Après quelque temps, les apôtres montent en groupe avec l’enfant et Jean d’En-Dor. Les femmes les suivent avec les plats et les lampes. Lazare arrive en dernier en compagnie de Simon.
A peine entrés dans la pièce, ils s’exclament :
« Ah, cela venait d’ici ! » en humant l’air empli du parfum de roses, malgré les portes grandes ouvertes.
« Mais qui a parfumé ainsi cette pièce ? Marthe, peut-être ? demandent plusieurs.
– Ma sœur n’a pas quitté la maison de la journée, après les repas, répond Lazare.
– Alors qui ? Quelque satrape assyrien ? plaisante Pierre.
– L’amour d’une femme rachetée, dit sérieusement Jésus.
– Elle pouvait faire l’économie de cet inutile étalage de rédemption et donner aux pauvres ce qu’elle a dépensé. Il y en a tellement ! Et ils savent que nous faisons des distributions. Je n’ai plus le moindre sou, intervient Judas sur un ton irrité. Or il nous faut acheter l’agneau, louer une pièce pour le repas de Pâque et…
– Mais je vous ai tout offert moi-même, rétorque Lazare.
– Ce n’est pas juste. Le rite perd de son charme.
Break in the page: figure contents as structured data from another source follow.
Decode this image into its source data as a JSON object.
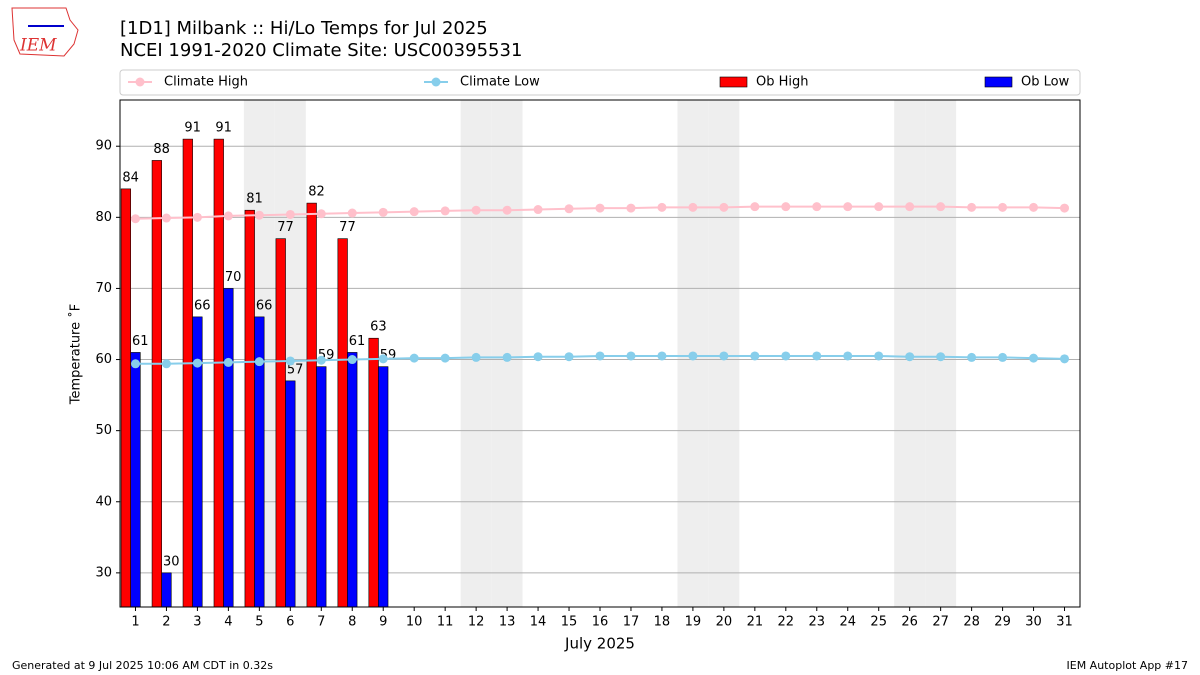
{
  "chart_data": {
    "type": "bar",
    "title": "[1D1] Milbank :: Hi/Lo Temps for Jul 2025",
    "subtitle": "NCEI 1991-2020 Climate Site: USC00395531",
    "xlabel": "July 2025",
    "ylabel": "Temperature ˚F",
    "logo_text": "IEM",
    "footer_left": "Generated at 9 Jul 2025 10:06 AM CDT in 0.32s",
    "footer_right": "IEM Autoplot App #17",
    "x": [
      1,
      2,
      3,
      4,
      5,
      6,
      7,
      8,
      9,
      10,
      11,
      12,
      13,
      14,
      15,
      16,
      17,
      18,
      19,
      20,
      21,
      22,
      23,
      24,
      25,
      26,
      27,
      28,
      29,
      30,
      31
    ],
    "xlim": [
      0.5,
      31.5
    ],
    "xticks": [
      1,
      2,
      3,
      4,
      5,
      6,
      7,
      8,
      9,
      10,
      11,
      12,
      13,
      14,
      15,
      16,
      17,
      18,
      19,
      20,
      21,
      22,
      23,
      24,
      25,
      26,
      27,
      28,
      29,
      30,
      31
    ],
    "ylim": [
      25.2,
      96.5
    ],
    "yticks": [
      30,
      40,
      50,
      60,
      70,
      80,
      90
    ],
    "grid": true,
    "shaded_days": [
      5,
      6,
      12,
      13,
      19,
      20,
      26,
      27
    ],
    "series": [
      {
        "name": "Climate High",
        "type": "line",
        "color": "#ffc0cb",
        "values": [
          79.8,
          79.9,
          80.0,
          80.2,
          80.3,
          80.4,
          80.5,
          80.6,
          80.7,
          80.8,
          80.9,
          81.0,
          81.0,
          81.1,
          81.2,
          81.3,
          81.3,
          81.4,
          81.4,
          81.4,
          81.5,
          81.5,
          81.5,
          81.5,
          81.5,
          81.5,
          81.5,
          81.4,
          81.4,
          81.4,
          81.3
        ]
      },
      {
        "name": "Climate Low",
        "type": "line",
        "color": "#87ceeb",
        "values": [
          59.4,
          59.4,
          59.5,
          59.6,
          59.7,
          59.8,
          59.9,
          60.0,
          60.1,
          60.2,
          60.2,
          60.3,
          60.3,
          60.4,
          60.4,
          60.5,
          60.5,
          60.5,
          60.5,
          60.5,
          60.5,
          60.5,
          60.5,
          60.5,
          60.5,
          60.4,
          60.4,
          60.3,
          60.3,
          60.2,
          60.1
        ]
      },
      {
        "name": "Ob High",
        "type": "bar",
        "color": "#ff0000",
        "values": [
          84,
          88,
          91,
          91,
          81,
          77,
          82,
          77,
          63,
          null,
          null,
          null,
          null,
          null,
          null,
          null,
          null,
          null,
          null,
          null,
          null,
          null,
          null,
          null,
          null,
          null,
          null,
          null,
          null,
          null,
          null
        ]
      },
      {
        "name": "Ob Low",
        "type": "bar",
        "color": "#0000ff",
        "values": [
          61,
          30,
          66,
          70,
          66,
          57,
          59,
          61,
          59,
          null,
          null,
          null,
          null,
          null,
          null,
          null,
          null,
          null,
          null,
          null,
          null,
          null,
          null,
          null,
          null,
          null,
          null,
          null,
          null,
          null,
          null
        ]
      }
    ]
  }
}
La Loi dit : “ Tu prendras l’agneau pour toi et ta maison. ” Elle ne dit pas : “ Tu accepteras l’agneau. ” »
Barthélemy se retourne brusquement, ouvre la bouche, puis la referme. Pierre devient cramoisi sous l’effort qu’il fait pour se taire. Mais Simon le Zélote, qui est chez lui, croit pouvoir parler :
« Tout cela, ce sont des subtilités rabbiniques… Je te prie de les laisser tomber et, en échange, de rester respectueux envers mon ami Lazare.
– Bravo, Simon ! »
S’il ne parle pas, Pierre va éclater.
« Bravo ! Il me semble aussi qu’on oublie un peu trop que seul le Maître a le droit d’enseigner… »
Pierre dit “ on oublie ” en faisant un effort héroïque pour ne pas préciser : “ Judas oublie. ”
« C’est vrai… mais… je suis nerveux, voilà. Excuse-moi, Maître.
– Oui. Et je te réponds aussi. La reconnaissance est une grande vertu. Je suis reconnaissant à Lazare, comme cette femme rachetée m’a été reconnaissante. Moi, je répands sur Lazare le parfum de ma bénédiction, même pour ceux de mes apôtres qui ne savent pas le faire, moi qui suis votre chef à tous. Cette femme a répandu à mes pieds le parfum de sa joie d’être sauvée. Elle a reconnu le Roi, et elle est venue à lui avant beaucoup d’autres sur lesquels le Roi a répandu plus d’amour que sur elle. Laissez-la faire sans la critiquer. Elle ne pourra assister à ma proclamation ni à mon onction. Sa croix est déjà sur ses épaules. Pierre, tu as demandé s’il était venu ici un satrape assyrien. En vérité, je te dis que même l’encens des Mages, si pur et si précieux qu’il ait pu être, n’était pas plus suave, plus précieux que ceci. L’essence s’est détrempée dans ses larmes, et c’est pour cela qu’elle est si pénétrante : l’humilité soutient l’amour et le rend parfait. Mettons-nous à table, mes amis… »
Et la vision cesse avec l’offrande de la nourriture.